Meanwhile though I should note that it's spring at last in Edinburgh. In truth it came a few weeks ago, and has crept back again today after mists and rain and all the rest. There's something about summers – more even than my allergies now ramped back up again – which I was reminded of when I found this article in the New York Times today. Interesting stuff for the politico-historians among us, especially those not even born until a decade later.
Roger Cohen's right about the chaos of ideals. Something certainly changed in the 1960's and remains so to this day; only it seemed to escape absolutely anyone's guess at the time. Also, I should point out that in my view similar things have happened several times before. The reaction – at last – to the Iraq fiasco bears great similarities with earlier American wars, and I doubt the veracity of the notion that the Cold War bore too much in common with the hottest war in history which led to it in the first place. I suspect the lessons we'll see made true again will be from different ages, intermixed. There's no doubting however that it will certainly be interesting.

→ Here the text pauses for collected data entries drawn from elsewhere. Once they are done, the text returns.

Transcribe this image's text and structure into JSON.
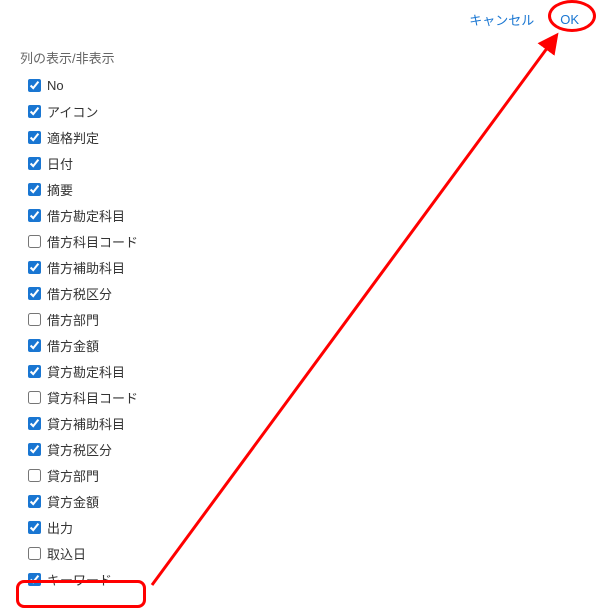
{
  "actions": {
    "cancel": "キャンセル",
    "ok": "OK"
  },
  "section_title": "列の表示/非表示",
  "columns": [
    {
      "label": "No",
      "checked": true
    },
    {
      "label": "アイコン",
      "checked": true
    },
    {
      "label": "適格判定",
      "checked": true
    },
    {
      "label": "日付",
      "checked": true
    },
    {
      "label": "摘要",
      "checked": true
    },
    {
      "label": "借方勘定科目",
      "checked": true
    },
    {
      "label": "借方科目コード",
      "checked": false
    },
    {
      "label": "借方補助科目",
      "checked": true
    },
    {
      "label": "借方税区分",
      "checked": true
    },
    {
      "label": "借方部門",
      "checked": false
    },
    {
      "label": "借方金額",
      "checked": true
    },
    {
      "label": "貸方勘定科目",
      "checked": true
    },
    {
      "label": "貸方科目コード",
      "checked": false
    },
    {
      "label": "貸方補助科目",
      "checked": true
    },
    {
      "label": "貸方税区分",
      "checked": true
    },
    {
      "label": "貸方部門",
      "checked": false
    },
    {
      "label": "貸方金額",
      "checked": true
    },
    {
      "label": "出力",
      "checked": true
    },
    {
      "label": "取込日",
      "checked": false
    },
    {
      "label": "キーワード",
      "checked": true
    }
  ]
}
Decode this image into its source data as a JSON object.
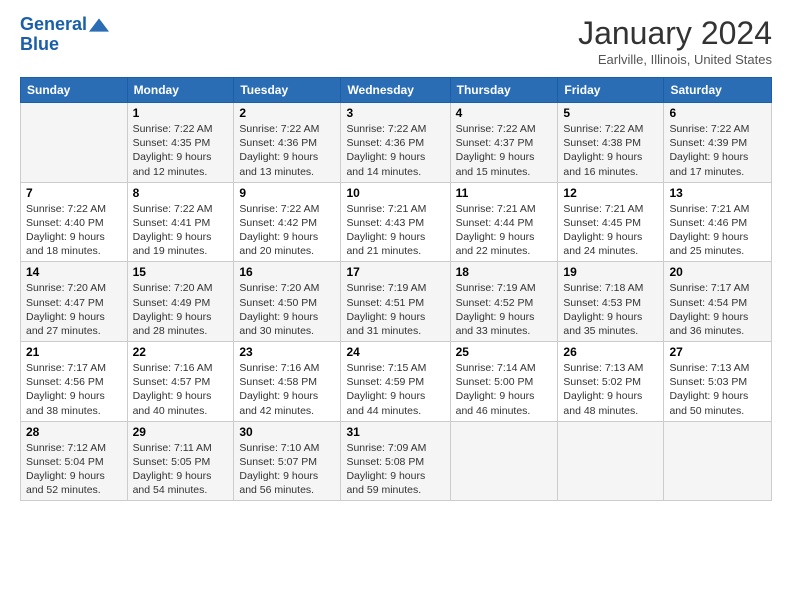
{
  "logo": {
    "line1": "General",
    "line2": "Blue"
  },
  "title": "January 2024",
  "location": "Earlville, Illinois, United States",
  "days": [
    "Sunday",
    "Monday",
    "Tuesday",
    "Wednesday",
    "Thursday",
    "Friday",
    "Saturday"
  ],
  "weeks": [
    [
      {
        "date": "",
        "sunrise": "",
        "sunset": "",
        "daylight": ""
      },
      {
        "date": "1",
        "sunrise": "Sunrise: 7:22 AM",
        "sunset": "Sunset: 4:35 PM",
        "daylight": "Daylight: 9 hours and 12 minutes."
      },
      {
        "date": "2",
        "sunrise": "Sunrise: 7:22 AM",
        "sunset": "Sunset: 4:36 PM",
        "daylight": "Daylight: 9 hours and 13 minutes."
      },
      {
        "date": "3",
        "sunrise": "Sunrise: 7:22 AM",
        "sunset": "Sunset: 4:36 PM",
        "daylight": "Daylight: 9 hours and 14 minutes."
      },
      {
        "date": "4",
        "sunrise": "Sunrise: 7:22 AM",
        "sunset": "Sunset: 4:37 PM",
        "daylight": "Daylight: 9 hours and 15 minutes."
      },
      {
        "date": "5",
        "sunrise": "Sunrise: 7:22 AM",
        "sunset": "Sunset: 4:38 PM",
        "daylight": "Daylight: 9 hours and 16 minutes."
      },
      {
        "date": "6",
        "sunrise": "Sunrise: 7:22 AM",
        "sunset": "Sunset: 4:39 PM",
        "daylight": "Daylight: 9 hours and 17 minutes."
      }
    ],
    [
      {
        "date": "7",
        "sunrise": "Sunrise: 7:22 AM",
        "sunset": "Sunset: 4:40 PM",
        "daylight": "Daylight: 9 hours and 18 minutes."
      },
      {
        "date": "8",
        "sunrise": "Sunrise: 7:22 AM",
        "sunset": "Sunset: 4:41 PM",
        "daylight": "Daylight: 9 hours and 19 minutes."
      },
      {
        "date": "9",
        "sunrise": "Sunrise: 7:22 AM",
        "sunset": "Sunset: 4:42 PM",
        "daylight": "Daylight: 9 hours and 20 minutes."
      },
      {
        "date": "10",
        "sunrise": "Sunrise: 7:21 AM",
        "sunset": "Sunset: 4:43 PM",
        "daylight": "Daylight: 9 hours and 21 minutes."
      },
      {
        "date": "11",
        "sunrise": "Sunrise: 7:21 AM",
        "sunset": "Sunset: 4:44 PM",
        "daylight": "Daylight: 9 hours and 22 minutes."
      },
      {
        "date": "12",
        "sunrise": "Sunrise: 7:21 AM",
        "sunset": "Sunset: 4:45 PM",
        "daylight": "Daylight: 9 hours and 24 minutes."
      },
      {
        "date": "13",
        "sunrise": "Sunrise: 7:21 AM",
        "sunset": "Sunset: 4:46 PM",
        "daylight": "Daylight: 9 hours and 25 minutes."
      }
    ],
    [
      {
        "date": "14",
        "sunrise": "Sunrise: 7:20 AM",
        "sunset": "Sunset: 4:47 PM",
        "daylight": "Daylight: 9 hours and 27 minutes."
      },
      {
        "date": "15",
        "sunrise": "Sunrise: 7:20 AM",
        "sunset": "Sunset: 4:49 PM",
        "daylight": "Daylight: 9 hours and 28 minutes."
      },
      {
        "date": "16",
        "sunrise": "Sunrise: 7:20 AM",
        "sunset": "Sunset: 4:50 PM",
        "daylight": "Daylight: 9 hours and 30 minutes."
      },
      {
        "date": "17",
        "sunrise": "Sunrise: 7:19 AM",
        "sunset": "Sunset: 4:51 PM",
        "daylight": "Daylight: 9 hours and 31 minutes."
      },
      {
        "date": "18",
        "sunrise": "Sunrise: 7:19 AM",
        "sunset": "Sunset: 4:52 PM",
        "daylight": "Daylight: 9 hours and 33 minutes."
      },
      {
        "date": "19",
        "sunrise": "Sunrise: 7:18 AM",
        "sunset": "Sunset: 4:53 PM",
        "daylight": "Daylight: 9 hours and 35 minutes."
      },
      {
        "date": "20",
        "sunrise": "Sunrise: 7:17 AM",
        "sunset": "Sunset: 4:54 PM",
        "daylight": "Daylight: 9 hours and 36 minutes."
      }
    ],
    [
      {
        "date": "21",
        "sunrise": "Sunrise: 7:17 AM",
        "sunset": "Sunset: 4:56 PM",
        "daylight": "Daylight: 9 hours and 38 minutes."
      },
      {
        "date": "22",
        "sunrise": "Sunrise: 7:16 AM",
        "sunset": "Sunset: 4:57 PM",
        "daylight": "Daylight: 9 hours and 40 minutes."
      },
      {
        "date": "23",
        "sunrise": "Sunrise: 7:16 AM",
        "sunset": "Sunset: 4:58 PM",
        "daylight": "Daylight: 9 hours and 42 minutes."
      },
      {
        "date": "24",
        "sunrise": "Sunrise: 7:15 AM",
        "sunset": "Sunset: 4:59 PM",
        "daylight": "Daylight: 9 hours and 44 minutes."
      },
      {
        "date": "25",
        "sunrise": "Sunrise: 7:14 AM",
        "sunset": "Sunset: 5:00 PM",
        "daylight": "Daylight: 9 hours and 46 minutes."
      },
      {
        "date": "26",
        "sunrise": "Sunrise: 7:13 AM",
        "sunset": "Sunset: 5:02 PM",
        "daylight": "Daylight: 9 hours and 48 minutes."
      },
      {
        "date": "27",
        "sunrise": "Sunrise: 7:13 AM",
        "sunset": "Sunset: 5:03 PM",
        "daylight": "Daylight: 9 hours and 50 minutes."
      }
    ],
    [
      {
        "date": "28",
        "sunrise": "Sunrise: 7:12 AM",
        "sunset": "Sunset: 5:04 PM",
        "daylight": "Daylight: 9 hours and 52 minutes."
      },
      {
        "date": "29",
        "sunrise": "Sunrise: 7:11 AM",
        "sunset": "Sunset: 5:05 PM",
        "daylight": "Daylight: 9 hours and 54 minutes."
      },
      {
        "date": "30",
        "sunrise": "Sunrise: 7:10 AM",
        "sunset": "Sunset: 5:07 PM",
        "daylight": "Daylight: 9 hours and 56 minutes."
      },
      {
        "date": "31",
        "sunrise": "Sunrise: 7:09 AM",
        "sunset": "Sunset: 5:08 PM",
        "daylight": "Daylight: 9 hours and 59 minutes."
      },
      {
        "date": "",
        "sunrise": "",
        "sunset": "",
        "daylight": ""
      },
      {
        "date": "",
        "sunrise": "",
        "sunset": "",
        "daylight": ""
      },
      {
        "date": "",
        "sunrise": "",
        "sunset": "",
        "daylight": ""
      }
    ]
  ]
}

When I was an impressionable and idealistic teen myself, I read and watched a lot about the supposed miracles of the sixties. Suiting my personality, the affair was actually courtesy of Hunter S. Thompson! Instead of believing too many song lyrics or the furthest reaches of idealistic old films – yet alone in the present day dross still murmured about Cuba – the good doctor's drug addled expeditions were what chimed true for me. Human nature has a habit of denying our equally natural dreams from coming anywhere near to fruition. Communism, revolution, free love (as in beer or in speech!?), and even the preoccupation with nuclear genocide … all have fizzled away back into the fantasies from which they came. Looking back on it, craning your neck to avoid the worst excesses of every involved party, you can't help but see the beauty in failed ideals. That history is littered with them is one of the lessons only age seems to bring to the mind who form them in the first place.
A blue sky gestures me to get on my bike. That I shall. Bearing in mind that it's only when we've made our mistakes we really get to learn!